Who is considered a third-party beneficiary of the Southern Steer Associate Agreement and entitled to enforce it?
Southern_Steer Franchise · 2025 FDDAnswer from 2025 FDD Document
- (d) The Associate also agrees that money damages alone cannot adequately compensate the Franchisee or the Franchisor if there is a breach of this Agreement by Associate, and that injunctive relief against the Associate is essential for the protection of the Franchisor and the Franchisee. Associate agrees therefore that, if the Franchisee or the Franchisor alleges that Associate has breached this Agreement, then the Franchisee and Franchisor will have the right to petition a court of competent jurisdiction for injunctive relief against the Associate, in addition to all other remedies that may be available. The Franchisee and/or Franchisor will not be required to post a bond or other security for any injunctive proceeding. If ex parte injunctive relief is granted against the Associate, then the Associate will have the right to petition the court for a hearing on the merits at the earliest time convenient to the court.
Source: Item 5 — and 7 of the FDD, Section 3.1 of the Franchise Agreement and Section 4.1 of the Multi-Unit Development Agreement are hereby amended to state that payment of the initial franchise fee and development fee will be deferred until We have satisfied Our pre-opening obligations, and You have commenced business operations. (FDD pages 168–290)
What This Means (2025 FDD)
According to the 2025 Southern Steer Franchise Disclosure Document, both the Franchisee and Franchisor are entitled to enforce the Associate Agreement. Specifically, the franchisor is considered a third-party beneficiary. This agreement outlines the obligations and restrictions on an associate's use and disclosure of Southern Steer's confidential information, trade secrets, and marks.
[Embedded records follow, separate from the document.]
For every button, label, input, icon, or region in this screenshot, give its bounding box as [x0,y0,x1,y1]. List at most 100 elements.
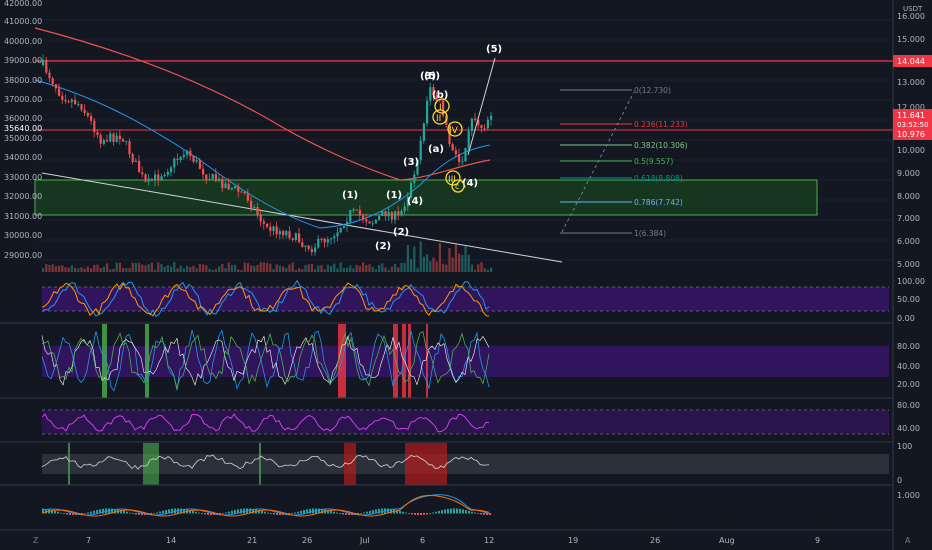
candle-body [474,118,477,121]
volume-bar [157,262,160,272]
left-axis-ticks: 42000.00 41000.00 40000.00 39000.00 3800… [4,0,42,260]
volume-bar [272,269,275,272]
candle-body [336,232,339,237]
candle-body [374,219,377,224]
auto-scale-icon[interactable]: A [905,536,911,545]
candle-body [429,87,432,101]
candle-body [246,193,249,201]
candle-body [413,174,416,183]
macd-histogram-bar [51,510,53,514]
stochastic-pane[interactable] [41,324,889,398]
candle-body [90,115,93,121]
candle-body [330,238,333,240]
macd-histogram-bar [270,513,272,514]
macd-histogram-bar [468,510,470,514]
macd-pane[interactable] [41,494,491,517]
macd-histogram-bar [345,513,347,515]
volume-bar [227,262,230,272]
support-zone[interactable] [34,179,818,216]
oscillator-pane[interactable] [41,443,889,485]
macd-histogram-bar [441,510,443,514]
candle-body [122,139,125,142]
macd-histogram-bar [438,510,440,514]
candle-body [106,140,109,142]
candle-body [349,210,352,222]
candle-body [195,160,198,162]
candle-body [243,191,246,194]
svg-text:19: 19 [568,536,578,545]
svg-text:20.00: 20.00 [897,380,920,389]
volume-bar [240,269,243,272]
volume-bar [445,264,448,272]
candle-body [275,226,278,235]
wave5-projection[interactable] [467,57,496,156]
candle-body [314,247,317,253]
candle-body [70,99,73,103]
candle-body [365,219,368,222]
candle-body [67,101,70,103]
wave-label: (1) [342,190,358,201]
volume-bar [477,264,480,272]
macd-histogram-bar [435,511,437,514]
candle-body [218,178,221,181]
volume-bar [138,262,141,272]
wave-label: (2) [393,227,409,238]
stoch-rsi-pane[interactable] [41,279,889,318]
volume-bar [150,262,153,272]
volume-bar [275,264,278,272]
right-axis-ticks: 16.000 15.000 13.000 12.000 10.000 9.000… [897,12,925,269]
timezone-icon[interactable]: Z [33,536,39,545]
candle-body [422,123,425,141]
volume-bar [106,263,109,272]
wave-label: (4) [462,178,478,189]
macd-histogram-bar [423,513,425,515]
trendline[interactable] [41,172,563,263]
volume-bar [176,268,179,272]
rsi-pane[interactable] [41,409,889,435]
macd-histogram-bar [336,512,338,514]
wave-label: (5) [486,44,502,55]
macd-histogram-bar [240,508,242,514]
volume-bar [144,265,147,272]
fib-label-1: 1(6.384) [634,229,666,238]
macd-histogram-bar [81,513,83,515]
volume-bar [202,264,205,272]
volume-bar [208,268,211,272]
candle-body [157,174,160,180]
volume-bar [304,265,307,272]
volume-bar [61,265,64,272]
candle-body [301,242,304,247]
volume-bar [154,269,157,272]
volume-bar [400,262,403,272]
volume-bar [122,268,125,272]
volume-bar [42,268,45,272]
macd-histogram-bar [357,513,359,515]
pane-axis-ticks: 100.00 50.00 0.00 80.00 40.00 20.00 80.0… [897,277,925,500]
candle-body [438,99,441,101]
macd-histogram-bar [111,508,113,514]
macd-histogram-bar [249,508,251,514]
volume-bar [330,265,333,272]
fibonacci-retracement[interactable]: 0(12.730) 0.236(11.233) 0.382(10.306) 0.… [560,86,688,238]
volume-bar [432,257,435,272]
macd-histogram-bar [432,512,434,514]
svg-text:80.00: 80.00 [897,401,920,410]
currency-label: USDT [903,5,923,13]
macd-histogram-bar [99,509,101,514]
macd-histogram-bar [210,513,212,516]
candle-body [259,214,262,222]
wave-label: III [448,175,456,185]
macd-histogram-bar [318,508,320,514]
macd-histogram-bar [450,508,452,514]
volume-bar [403,263,406,272]
volume-bar [486,269,489,272]
candle-body [250,200,253,208]
volume-bar [474,269,477,272]
volume-bar [253,266,256,272]
svg-text:10.976: 10.976 [897,130,925,139]
volume-bar [422,256,425,272]
right-tick: 16.000 [897,12,925,21]
wave-label: (a) [428,144,444,155]
svg-text:0.00: 0.00 [897,314,915,323]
This means that Southern Steer, as the franchisor, has the right to take legal action against the associate if they breach the agreement, such as by disclosing confidential information or engaging in activities that compete with the Southern Steer business. This right is in addition to the rights of the franchisee, who directly employs the associate. Both the franchisee and Southern Steer can seek remedies such as injunctive relief (a court order to stop the associate from continuing the harmful behavior) and monetary damages.
This arrangement protects Southern Steer's interests by ensuring that even employees of franchisees are bound by confidentiality and non-competition obligations. It also allows Southern Steer to directly enforce these obligations, rather than relying solely on the franchisee to do so. This is particularly important because the associate's access to confidential information and trade secrets could harm the entire Southern Steer franchise system if misused.
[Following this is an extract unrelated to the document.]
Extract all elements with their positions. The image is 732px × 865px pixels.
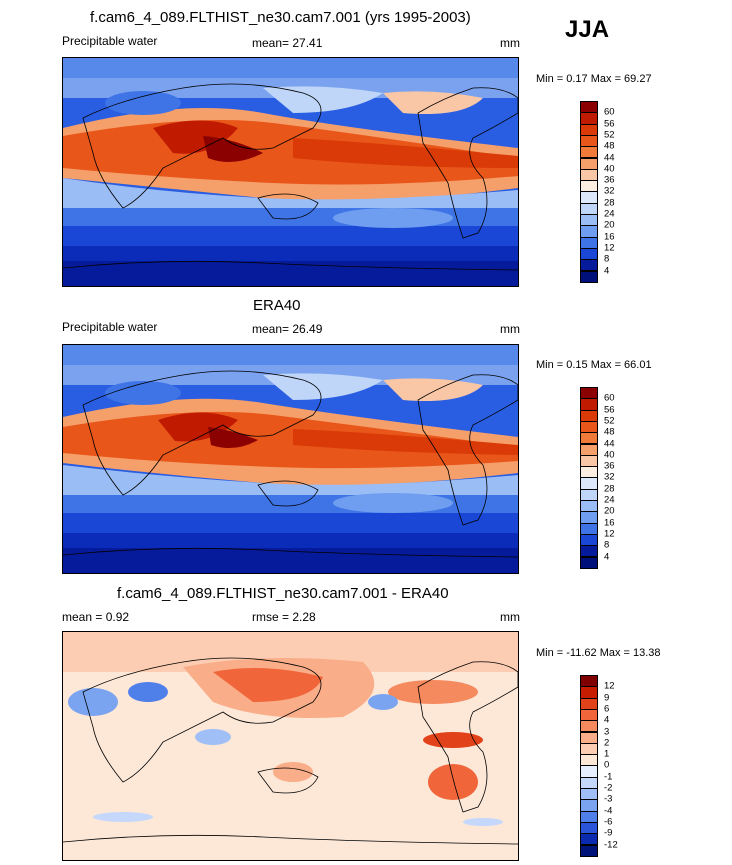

Prospective franchisees should understand that this agreement is designed to safeguard the Southern Steer system's proprietary information and goodwill. It also highlights the importance of carefully managing employees and ensuring they understand their obligations under the Associate Agreement. Franchisees should consult with legal counsel to fully understand their rights and responsibilities in enforcing this agreement.